Tuesday, February 21, 2012


     A publishing contract is like any other contract. It establishes a business relationship between the author and the publisher. It is not an admission to a private social club. Although an author may feel privileged and proud to have a work under contract, the purpose of the contract is to exploit and disseminate the author’s work, not to stroke the author’s or the publisher’s egos.

I. “Shall” vs. “May”

     The publishing contract sets out the road map for the parties’ dealings, specifying what actions are required and so must be performed, and what actions are permitted and so are within the parties’ contemplation, but may or may not occur. Mandatory or required actions are frequently, though not exclusively, found in a clause containing the word “shall”.

Section 3--Within ten (10) days of the execution of this Agreement,  Author shall deliver three, right justified, printed copies of the Work on 17”x 23.529411” green paper to Publisher at Suite 123, Drilling Platform 138, North Sea.

Under this Section 3, the Author is required to deliver three copies of the work in a specific form, at a specific place, within a specified time period. Failure to perform any of these requirements constitutes a breach of the contract. Even though 20” x 20” paper has the same total surface area as 17” x 23.529411” paper, Author is required to use the latter paper.

     Permissive actions are frequently, though not exclusively, found in a clause containing the word “may”.

Section 4—Author may, in its sole discretion, substitute an electronic copy in PDF format for any written document or notice required or permitted to be sent under this Agreement. Any such substituted document or notice may be sent by facsimile transmission or e-mail in accordance with the contact provision of Section 3, 287 of this Agreement.

Under this Section 4, Author has the right, but not the obligation, to fax or email a document, rather than send a printed copy.

II. Basic Contract Construction

“You keep using that word. I do not think it means what you think it means.” Inigo Montoya in The Princess Bride (1987)

     The primary purpose of putting the parties’ agreement into writing is to make the parties’ rights and obligations clear. Unfortunately, sometimes the agreement isn’t as clear as the parties expected. Courts assume that everything in a contract was put there for a reason. Accordingly, wherever possible, a court will attempt to give meaning to every word in a contract. Therefore, just because the parties may disagree as to the meaning of a contract clause, it does not follow necessarily that the contract clause is ambiguous or unenforceable as written.

     Courts rely on a number of different kinds of rules for interpreting a contract. The most important rule, of course, is one that supports your position. That said, let’s take a look at a few of the more common rules.

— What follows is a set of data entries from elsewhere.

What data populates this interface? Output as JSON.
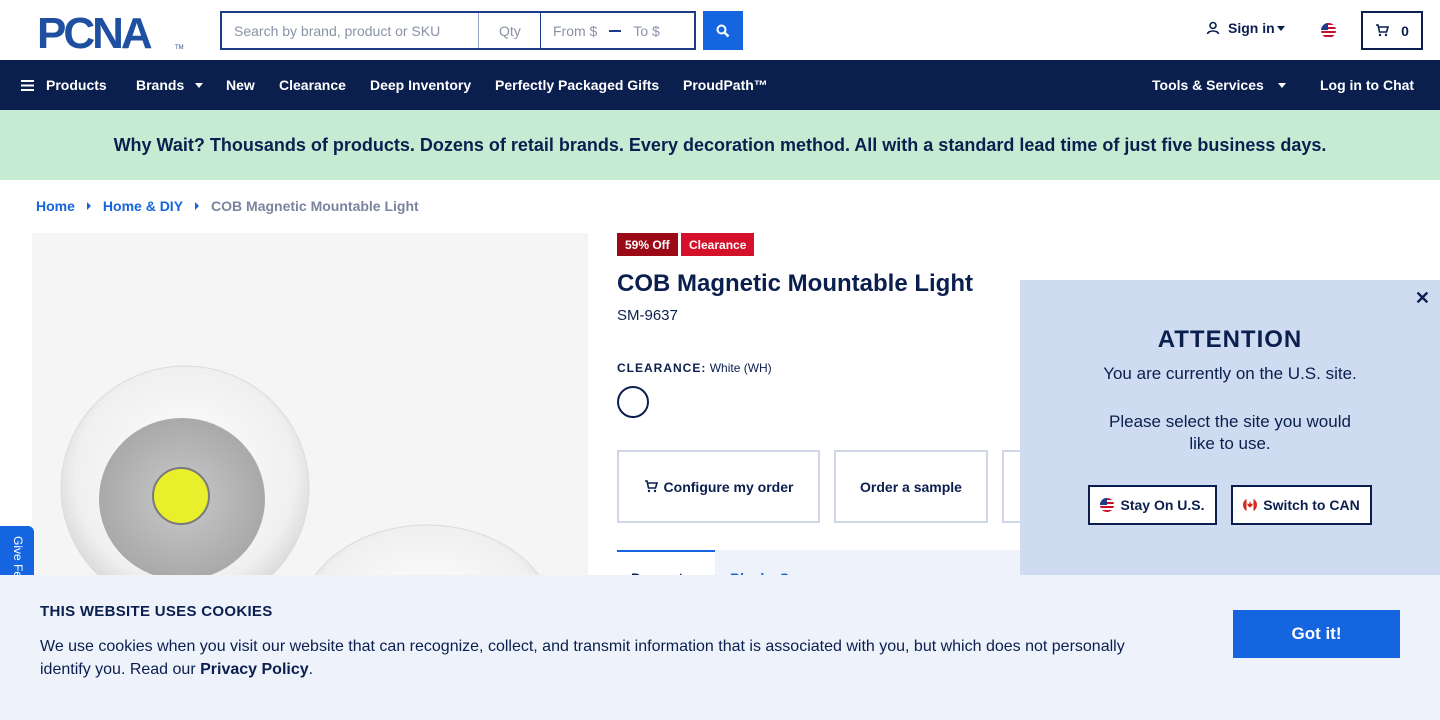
{
  "header": {
    "logo_text": "PCNA",
    "search": {
      "placeholder": "Search by brand, product or SKU",
      "qty_placeholder": "Qty",
      "price_from_placeholder": "From $",
      "price_to_placeholder": "To $"
    },
    "signin_label": "Sign in",
    "cart_count": "0"
  },
  "nav": {
    "products": "Products",
    "brands": "Brands",
    "new": "New",
    "clearance": "Clearance",
    "deep_inventory": "Deep Inventory",
    "perfectly_packaged_gifts": "Perfectly Packaged Gifts",
    "proudpath": "ProudPath™",
    "tools_services": "Tools & Services",
    "log_in_chat": "Log in to Chat"
  },
  "promo_banner": "Why Wait? Thousands of products. Dozens of retail brands. Every decoration method. All with a standard lead time of just five business days.",
  "breadcrumb": {
    "home": "Home",
    "category": "Home & DIY",
    "current": "COB Magnetic Mountable Light"
  },
  "product": {
    "badge_discount": "59% Off",
    "badge_clearance": "Clearance",
    "title": "COB Magnetic Mountable Light",
    "sku": "SM-9637",
    "clearance_label": "CLEARANCE:",
    "color_value": "White (WH)",
    "configure_label": "Configure my order",
    "sample_label": "Order a sample",
    "tab_1_partial": "Decorat",
    "tab_2_partial": "Blank   Supp"
  },
  "feedback_label": "Give Fe",
  "modal": {
    "title": "ATTENTION",
    "line1": "You are currently on the U.S. site.",
    "line2": "Please select the site you would like to use.",
    "stay_label": "Stay On U.S.",
    "switch_label": "Switch to CAN"
  },
  "cookie": {
    "title": "THIS WEBSITE USES COOKIES",
    "text": "We use cookies when you visit our website that can recognize, collect, and transmit information that is associated with you, but which does not personally identify you. Read our",
    "link": "Privacy Policy",
    "period": ".",
    "button": "Got it!"
  },
  "colors": {
    "navy": "#0b1f4f",
    "brand_blue": "#1565e0",
    "promo_green": "#c6ebd3",
    "clearance_red": "#d4102a",
    "discount_red": "#9b0a16",
    "modal_bg": "#cfdbf0",
    "cookie_bg": "#edf2fb"
  }
}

     The first rule of contract construction is that there is no need to interpret a contract if the meaning is clear. Words are given their plain and ordinary meanings. If a simple reading will suffice, then a court will look no further.

Section Five—Author shall stand on the corner of Fifth Ave and Main Street in a chicken suit for one hour, commencing at 1:00 p.m. central standard time, on the third Tuesday in each calendar month containing the English letter “Y”.

This Section Five provides clear and unmistakeable direction. Author is required (“shall”) to stand in a specified place, at a specified time, for a specified duration, in a specified manner of dress. There is no question as to Author’s obligations under this clause. A court will not resort to any rules of interpretation beyond the plain and ordinary meaning of the words in the clause. (The wisdom of such a clause is not the court’s concern. The clause was important to the parties or it wouldn’t have been included in the contract.)

     If there is some question as to a party’s rights or obligations under a particular contract clause, the next step is for a court to look at the contract as a whole to determine the meaning of clause.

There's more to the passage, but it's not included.